Comment 8 Jeroen Roovers (RETIRED) gentoo-dev 2016-09-24 07:06:32 UTC
Stable for HPPA PPC64.
Comment 9 Markus Meier gentoo-dev 2016-09-24 19:30:01 UTC
arm stable
Comment 10 Agostino Sarubbo gentoo-dev 2016-09-29 09:07:39 UTC
x86 stable
Comment 11 Agostino Sarubbo gentoo-dev 2016-09-29 09:23:00 UTC
sparc stable
Comment 12 Agostino Sarubbo gentoo-dev 2016-09-29 13:09:19 UTC
ppc stable
Comment 13 Agostino Sarubbo gentoo-dev 2016-09-29 13:36:21 UTC
ia64 stable.

Maintainer(s), please cleanup.
Security, please add it to the existing request, or file a new one.

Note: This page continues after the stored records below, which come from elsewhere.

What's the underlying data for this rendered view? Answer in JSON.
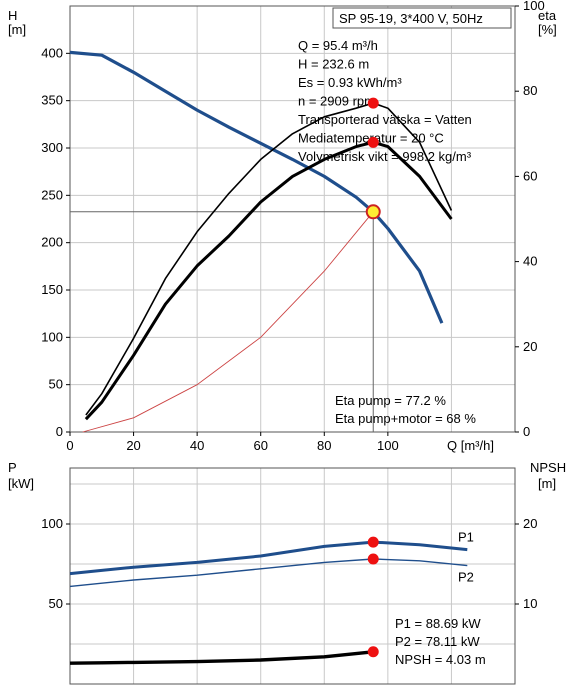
{
  "chart_data": [
    {
      "type": "line",
      "title": "SP 95-19, 3*400 V, 50Hz",
      "xlabel": "Q [m³/h]",
      "ylabel_left": [
        "H",
        "[m]"
      ],
      "ylabel_right": [
        "eta",
        "[%]"
      ],
      "xlim": [
        0,
        140
      ],
      "ylim_left": [
        0,
        450
      ],
      "ylim_right": [
        0,
        100
      ],
      "xticks": [
        "0",
        "20",
        "40",
        "60",
        "80",
        "100"
      ],
      "yticks_left": [
        "0",
        "50",
        "100",
        "150",
        "200",
        "250",
        "300",
        "350",
        "400"
      ],
      "yticks_right": [
        "0",
        "20",
        "40",
        "60",
        "80",
        "100"
      ],
      "grid": true,
      "info_lines": [
        "Q = 95.4 m³/h",
        "H = 232.6 m",
        "Es = 0.93 kWh/m³",
        "n = 2909 rpm",
        "Transporterad vätska = Vatten",
        "Mediatemperatur = 20 °C",
        "Volymetrisk vikt = 998.2 kg/m³"
      ],
      "eta_lines": [
        "Eta pump = 77.2 %",
        "Eta pump+motor = 68 %"
      ],
      "operating_point": {
        "q": 95.4,
        "h": 232.6,
        "eta_pump": 77.2,
        "eta_total": 68
      },
      "series": [
        {
          "axis": "left",
          "color": "#1f4e8c",
          "x": [
            0,
            10,
            20,
            30,
            40,
            50,
            60,
            70,
            80,
            90,
            95.4,
            100,
            110,
            117
          ],
          "values": [
            401,
            398,
            380,
            360,
            340,
            322,
            305,
            288,
            270,
            248,
            232.6,
            215,
            170,
            115
          ]
        },
        {
          "axis": "left",
          "color": "#cc4444",
          "x": [
            4,
            20,
            40,
            60,
            80,
            95.4
          ],
          "values": [
            0,
            15,
            50,
            100,
            170,
            232.6
          ]
        },
        {
          "axis": "right",
          "color": "#000000",
          "x": [
            5,
            10,
            20,
            30,
            40,
            50,
            60,
            70,
            80,
            90,
            95.4,
            100,
            110,
            120
          ],
          "values": [
            4,
            9,
            22,
            36,
            47,
            56,
            64,
            70,
            74,
            76,
            77.2,
            76,
            68,
            52
          ]
        },
        {
          "axis": "right",
          "color": "#000000",
          "x": [
            5,
            10,
            20,
            30,
            40,
            50,
            60,
            70,
            80,
            90,
            95.4,
            100,
            110,
            120
          ],
          "values": [
            3,
            7,
            18,
            30,
            39,
            46,
            54,
            60,
            64,
            67,
            68,
            67,
            60,
            50
          ]
        }
      ]
    },
    {
      "type": "line",
      "xlim": [
        0,
        140
      ],
      "ylim_left": [
        0,
        135
      ],
      "ylim_right": [
        0,
        27
      ],
      "ylabel_left": [
        "P",
        "[kW]"
      ],
      "ylabel_right": [
        "NPSH",
        "[m]"
      ],
      "yticks_left": [
        "50",
        "100"
      ],
      "yticks_right": [
        "10",
        "20"
      ],
      "grid": true,
      "info_lines": [
        "P1 = 88.69 kW",
        "P2 = 78.11 kW",
        "NPSH = 4.03 m"
      ],
      "operating_point": {
        "q": 95.4,
        "p1": 88.69,
        "p2": 78.11,
        "npsh": 4.03
      },
      "series": [
        {
          "name": "P1",
          "axis": "left",
          "color": "#1f4e8c",
          "x": [
            0,
            10,
            20,
            40,
            60,
            80,
            95.4,
            110,
            125
          ],
          "values": [
            69,
            71,
            73,
            76,
            80,
            86,
            88.69,
            87,
            84
          ]
        },
        {
          "name": "P2",
          "axis": "left",
          "color": "#1f4e8c",
          "x": [
            0,
            10,
            20,
            40,
            60,
            80,
            95.4,
            110,
            125
          ],
          "values": [
            61,
            63,
            65,
            68,
            72,
            76,
            78.11,
            77,
            74
          ]
        },
        {
          "axis": "right",
          "color": "#000000",
          "x": [
            0,
            10,
            20,
            40,
            60,
            80,
            90,
            95.4
          ],
          "values": [
            2.6,
            2.65,
            2.7,
            2.8,
            3.0,
            3.4,
            3.8,
            4.03
          ]
        }
      ]
    }
  ]
}
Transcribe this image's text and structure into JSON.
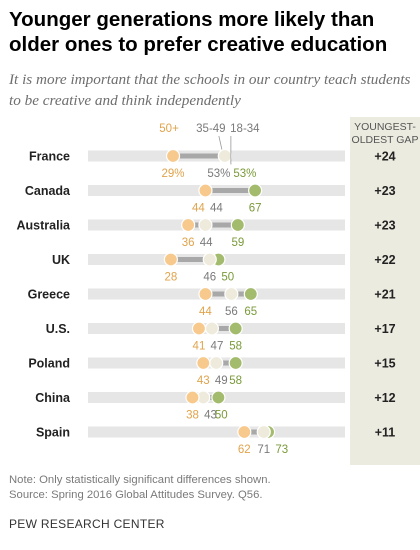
{
  "title": "Younger generations more likely than older ones to prefer creative education",
  "subtitle": "It is more important that the schools in our country teach students to be creative and think independently",
  "gap_header": "YOUNGEST-OLDEST GAP",
  "note": "Note: Only statistically significant differences shown.",
  "source": "Source: Spring 2016 Global Attitudes Survey. Q56.",
  "org": "PEW RESEARCH CENTER",
  "chart_data": {
    "type": "dot",
    "xlim": [
      0,
      100
    ],
    "colors": {
      "age_50_plus": "#f7c98c",
      "age_35_49": "#efebdc",
      "age_18_34": "#a3bb6c",
      "connector": "#a8a8a8",
      "row_band": "#e6e6e6",
      "label_50_plus": "#e0a34c",
      "label_35_49": "#7a7a7a",
      "label_18_34": "#7a9a3a"
    },
    "series": [
      {
        "key": "age_50_plus",
        "name": "50+"
      },
      {
        "key": "age_35_49",
        "name": "35-49"
      },
      {
        "key": "age_18_34",
        "name": "18-34"
      }
    ],
    "rows": [
      {
        "country": "France",
        "values": [
          29,
          53,
          53
        ],
        "labels": [
          "29%",
          "53%",
          "53%"
        ],
        "gap": "+24"
      },
      {
        "country": "Canada",
        "values": [
          44,
          44,
          67
        ],
        "labels": [
          "44",
          "44",
          "67"
        ],
        "gap": "+23"
      },
      {
        "country": "Australia",
        "values": [
          36,
          44,
          59
        ],
        "labels": [
          "36",
          "44",
          "59"
        ],
        "gap": "+23"
      },
      {
        "country": "UK",
        "values": [
          28,
          46,
          50
        ],
        "labels": [
          "28",
          "46",
          "50"
        ],
        "gap": "+22"
      },
      {
        "country": "Greece",
        "values": [
          44,
          56,
          65
        ],
        "labels": [
          "44",
          "56",
          "65"
        ],
        "gap": "+21"
      },
      {
        "country": "U.S.",
        "values": [
          41,
          47,
          58
        ],
        "labels": [
          "41",
          "47",
          "58"
        ],
        "gap": "+17"
      },
      {
        "country": "Poland",
        "values": [
          43,
          49,
          58
        ],
        "labels": [
          "43",
          "49",
          "58"
        ],
        "gap": "+15"
      },
      {
        "country": "China",
        "values": [
          38,
          43,
          50
        ],
        "labels": [
          "38",
          "43",
          "50"
        ],
        "gap": "+12"
      },
      {
        "country": "Spain",
        "values": [
          62,
          71,
          73
        ],
        "labels": [
          "62",
          "71",
          "73"
        ],
        "gap": "+11"
      }
    ]
  }
}
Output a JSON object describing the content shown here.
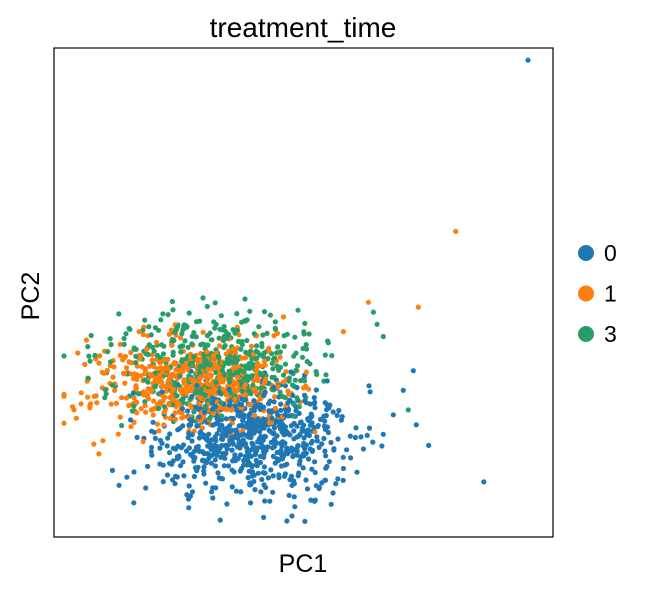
{
  "chart_data": {
    "type": "scatter",
    "title": "treatment_time",
    "xlabel": "PC1",
    "ylabel": "PC2",
    "xlim": [
      0,
      100
    ],
    "ylim": [
      0,
      100
    ],
    "show_ticks": false,
    "grid": false,
    "legend_position": "right",
    "series": [
      {
        "name": "0",
        "color": "#1f77b4",
        "cluster": {
          "cx": 40,
          "cy": 20,
          "sx": 10,
          "sy": 5.5,
          "n": 700,
          "seed": 11
        },
        "points": [
          [
            95,
            97.5
          ],
          [
            62,
            18
          ],
          [
            66,
            21
          ],
          [
            68,
            25
          ],
          [
            72,
            34
          ],
          [
            70,
            30
          ],
          [
            58,
            14
          ],
          [
            16,
            7
          ],
          [
            27,
            6
          ],
          [
            42,
            4
          ]
        ]
      },
      {
        "name": "1",
        "color": "#ff7f0e",
        "cluster": {
          "cx": 28,
          "cy": 31,
          "sx": 9.5,
          "sy": 4.5,
          "n": 550,
          "seed": 23
        },
        "points": [
          [
            80.5,
            62.5
          ],
          [
            73,
            47
          ],
          [
            63,
            48
          ],
          [
            4,
            26
          ],
          [
            8,
            19
          ],
          [
            9,
            17
          ],
          [
            46,
            45
          ],
          [
            58,
            42
          ]
        ]
      },
      {
        "name": "3",
        "color": "#279e68",
        "cluster": {
          "cx": 33,
          "cy": 35,
          "sx": 10.5,
          "sy": 5,
          "n": 500,
          "seed": 37
        },
        "points": [
          [
            7,
            37
          ],
          [
            19,
            43
          ],
          [
            26,
            43
          ],
          [
            32,
            44
          ],
          [
            64,
            46
          ],
          [
            66,
            41
          ],
          [
            71,
            26
          ],
          [
            18,
            38
          ]
        ]
      }
    ]
  }
}
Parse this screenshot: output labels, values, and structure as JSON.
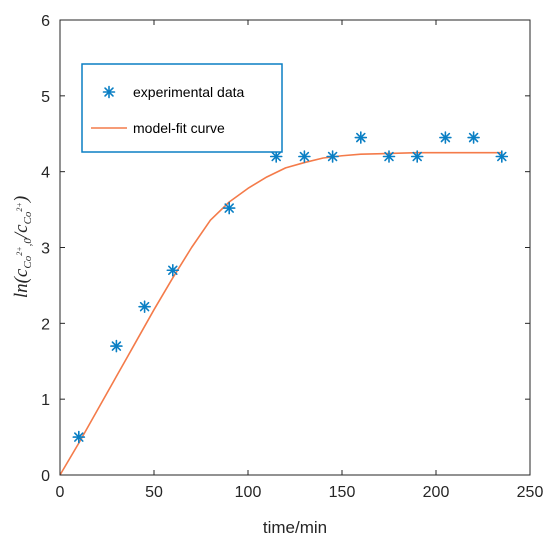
{
  "chart_data": {
    "type": "scatter",
    "xlabel": "time/min",
    "ylabel": {
      "prefix": "ln(c",
      "sub1": "Co",
      "sup1": "2+",
      "sub1b": ",0",
      "slash": "/c",
      "sub2": "Co",
      "sup2": "2+",
      "suffix": ")"
    },
    "xlim": [
      0,
      250
    ],
    "ylim": [
      0,
      6
    ],
    "xticks": [
      0,
      50,
      100,
      150,
      200,
      250
    ],
    "yticks": [
      0,
      1,
      2,
      3,
      4,
      5,
      6
    ],
    "grid": false,
    "legend_position": "top-left",
    "series": [
      {
        "name": "experimental data",
        "kind": "markers",
        "marker": "asterisk",
        "color": "#0a7fc4",
        "x": [
          10,
          30,
          45,
          60,
          90,
          115,
          130,
          145,
          160,
          175,
          190,
          205,
          220,
          235
        ],
        "y": [
          0.5,
          1.7,
          2.22,
          2.7,
          3.52,
          4.2,
          4.2,
          4.2,
          4.45,
          4.2,
          4.2,
          4.45,
          4.45,
          4.2
        ]
      },
      {
        "name": "model-fit curve",
        "kind": "line",
        "color": "#f47b4a",
        "x": [
          0,
          10,
          20,
          30,
          40,
          50,
          60,
          70,
          80,
          90,
          100,
          110,
          120,
          130,
          140,
          150,
          160,
          175,
          190,
          205,
          220,
          235
        ],
        "y": [
          0,
          0.42,
          0.86,
          1.3,
          1.74,
          2.18,
          2.6,
          3.0,
          3.36,
          3.6,
          3.78,
          3.93,
          4.05,
          4.12,
          4.18,
          4.21,
          4.23,
          4.24,
          4.25,
          4.25,
          4.25,
          4.25
        ]
      }
    ]
  }
}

Comment 14 Thomas Deutschmann gentoo-dev 2016-11-18 18:58:10 UTC
Cleanup already done, see https://gitweb.gentoo.org/repo/gentoo.git/commit/dev-db/mysql?id=4a70076de06492fdb818f2881ef7834ef11c0f17

@ Security: Please vote for GLSA.
Comment 15 Aaron Bauman Gentoo Infrastructure gentoo-dev Security 2016-11-19 05:34:27 UTC
Same as before.  No voting required.
Comment 16 GLSAMaker/CVETool Bot gentoo-dev 2017-01-01 13:37:20 UTC
This issue was resolved and addressed in
 GLSA 201701-01 at https://security.gentoo.org/glsa/201701-01
by GLSA coordinator Thomas Deutschmann (whissi).